Adam throws down his spade, and stands looking darkly at Eve.

EVE. Are you tempted, Adam? Does this seem a better thing to you than love between us?

CAIN. What does he know of love? Only when he has fought, when he has faced terror and death, when he has striven to the spending of the last rally of his strength, can he know what it is to rest in love in the arms of a woman. Ask that woman whom you made, who is also my wife, whether she would have me as I was in the days when I followed the ways of Adam, and was a digger and a drudge?

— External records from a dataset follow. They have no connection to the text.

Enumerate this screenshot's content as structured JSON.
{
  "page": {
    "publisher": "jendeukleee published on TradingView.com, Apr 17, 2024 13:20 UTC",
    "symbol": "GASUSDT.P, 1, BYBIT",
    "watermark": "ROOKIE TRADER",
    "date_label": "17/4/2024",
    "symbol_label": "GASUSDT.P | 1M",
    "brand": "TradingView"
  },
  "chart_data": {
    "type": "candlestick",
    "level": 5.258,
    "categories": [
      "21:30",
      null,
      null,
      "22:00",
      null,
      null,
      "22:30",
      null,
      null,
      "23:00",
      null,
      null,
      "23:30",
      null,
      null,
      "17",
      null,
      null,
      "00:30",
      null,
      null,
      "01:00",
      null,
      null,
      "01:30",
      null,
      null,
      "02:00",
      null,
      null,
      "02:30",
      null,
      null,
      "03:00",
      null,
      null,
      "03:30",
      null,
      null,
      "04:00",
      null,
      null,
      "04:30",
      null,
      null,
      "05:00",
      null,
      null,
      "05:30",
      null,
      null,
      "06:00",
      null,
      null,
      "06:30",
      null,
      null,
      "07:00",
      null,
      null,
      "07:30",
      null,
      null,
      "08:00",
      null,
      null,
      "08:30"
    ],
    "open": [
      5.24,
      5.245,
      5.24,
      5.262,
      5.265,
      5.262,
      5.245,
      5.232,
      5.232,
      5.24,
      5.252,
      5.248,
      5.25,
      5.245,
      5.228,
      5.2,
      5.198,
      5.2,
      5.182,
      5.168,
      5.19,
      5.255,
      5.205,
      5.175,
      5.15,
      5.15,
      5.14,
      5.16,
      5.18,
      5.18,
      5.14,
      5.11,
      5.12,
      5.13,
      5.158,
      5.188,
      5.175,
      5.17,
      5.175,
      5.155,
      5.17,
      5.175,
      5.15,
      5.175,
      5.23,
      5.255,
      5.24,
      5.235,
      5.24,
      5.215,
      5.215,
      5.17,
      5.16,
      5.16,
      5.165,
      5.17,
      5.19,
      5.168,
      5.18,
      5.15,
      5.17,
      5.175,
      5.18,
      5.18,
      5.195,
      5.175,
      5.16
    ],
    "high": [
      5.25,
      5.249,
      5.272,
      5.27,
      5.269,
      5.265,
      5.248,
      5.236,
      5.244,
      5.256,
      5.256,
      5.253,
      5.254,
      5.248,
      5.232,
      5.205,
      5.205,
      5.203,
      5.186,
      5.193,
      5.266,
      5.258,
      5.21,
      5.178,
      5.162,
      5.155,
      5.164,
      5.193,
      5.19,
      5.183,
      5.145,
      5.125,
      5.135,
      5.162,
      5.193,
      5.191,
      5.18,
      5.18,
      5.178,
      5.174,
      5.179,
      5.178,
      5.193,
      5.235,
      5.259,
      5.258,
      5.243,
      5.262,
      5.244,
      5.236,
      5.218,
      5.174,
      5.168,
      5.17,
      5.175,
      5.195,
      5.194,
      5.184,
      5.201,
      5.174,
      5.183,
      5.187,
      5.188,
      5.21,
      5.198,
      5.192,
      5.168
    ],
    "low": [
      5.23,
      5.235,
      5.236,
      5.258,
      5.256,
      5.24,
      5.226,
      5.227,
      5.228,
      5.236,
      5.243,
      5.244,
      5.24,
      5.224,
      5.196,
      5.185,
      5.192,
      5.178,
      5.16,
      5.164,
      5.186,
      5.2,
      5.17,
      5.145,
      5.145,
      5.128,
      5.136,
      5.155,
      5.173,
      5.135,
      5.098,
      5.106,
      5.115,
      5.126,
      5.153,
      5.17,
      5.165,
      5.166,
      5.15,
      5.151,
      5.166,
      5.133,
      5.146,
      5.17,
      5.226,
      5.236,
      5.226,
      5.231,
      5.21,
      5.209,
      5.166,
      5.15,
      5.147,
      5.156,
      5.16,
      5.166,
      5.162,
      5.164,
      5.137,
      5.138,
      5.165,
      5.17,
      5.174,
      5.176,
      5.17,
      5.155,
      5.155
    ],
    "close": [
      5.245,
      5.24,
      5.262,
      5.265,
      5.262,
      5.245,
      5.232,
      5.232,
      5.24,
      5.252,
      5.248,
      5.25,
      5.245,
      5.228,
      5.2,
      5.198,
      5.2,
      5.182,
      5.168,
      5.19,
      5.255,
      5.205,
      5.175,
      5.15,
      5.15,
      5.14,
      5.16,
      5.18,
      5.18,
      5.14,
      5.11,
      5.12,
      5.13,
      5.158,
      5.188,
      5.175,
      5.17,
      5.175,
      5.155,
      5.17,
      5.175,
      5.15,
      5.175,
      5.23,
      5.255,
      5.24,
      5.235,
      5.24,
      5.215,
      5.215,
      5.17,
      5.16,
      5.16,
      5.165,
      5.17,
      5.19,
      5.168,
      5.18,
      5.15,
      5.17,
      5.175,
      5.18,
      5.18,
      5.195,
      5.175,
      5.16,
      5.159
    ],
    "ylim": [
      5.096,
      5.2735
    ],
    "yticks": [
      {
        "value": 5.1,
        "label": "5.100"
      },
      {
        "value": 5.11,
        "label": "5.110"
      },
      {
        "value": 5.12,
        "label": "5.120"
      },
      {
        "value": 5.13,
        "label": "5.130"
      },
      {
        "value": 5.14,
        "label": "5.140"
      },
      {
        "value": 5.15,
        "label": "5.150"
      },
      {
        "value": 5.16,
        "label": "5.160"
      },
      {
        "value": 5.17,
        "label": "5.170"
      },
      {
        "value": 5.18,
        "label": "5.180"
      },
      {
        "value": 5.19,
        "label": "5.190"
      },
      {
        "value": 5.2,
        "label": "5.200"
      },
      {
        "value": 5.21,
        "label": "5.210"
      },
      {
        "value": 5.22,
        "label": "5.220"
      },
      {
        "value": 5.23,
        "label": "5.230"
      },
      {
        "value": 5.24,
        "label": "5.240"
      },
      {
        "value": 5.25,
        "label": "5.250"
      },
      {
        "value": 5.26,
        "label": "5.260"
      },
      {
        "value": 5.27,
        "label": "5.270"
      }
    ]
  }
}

EVE [ angrily throwing down her distaff ] What! You dare come here boasting about that good-for-nothing Lua, the worst of daughters and the worst of wives! You her master! You are more her slave than Adam's ox or your own sheepdog. Forsooth, when you have slain the boar at the risk of your life, you will throw her a morsel of it for her pains! Ha! Poor wretch: do you think I do not know her, and know you, better than that? Do you risk your life when you trap the ermine and the sable and the blue fox to hang on her lazy shoulders and make her look more like an animal than a woman? When you have to snare the little tender birds because it is too much trouble for her to chew honest food, how much of a great warrior do you feel then? You slay the tiger at the risk of your life; but who gets the striped skin you have run that risk for? She takes it to lie on, and flings you the carrion flesh you cannot eat. You fight because you think that your fighting makes her admire and desire you. Fool: she makes you fight because you bring her the ornaments and the treasures of those you have slain, and because she is courted and propitiated with power and gold by the people who fear you. You say that I make a mere convenience of Adam: I who spin and keep the house, and bear and rear children, and am a woman and not a pet animal to please men and prey on them! What are you, you poor slave of a painted face and a bundle of skunk's fur? You were a man-child when I bore you. Lua was a woman-child when I bore her. What have you made of yourselves?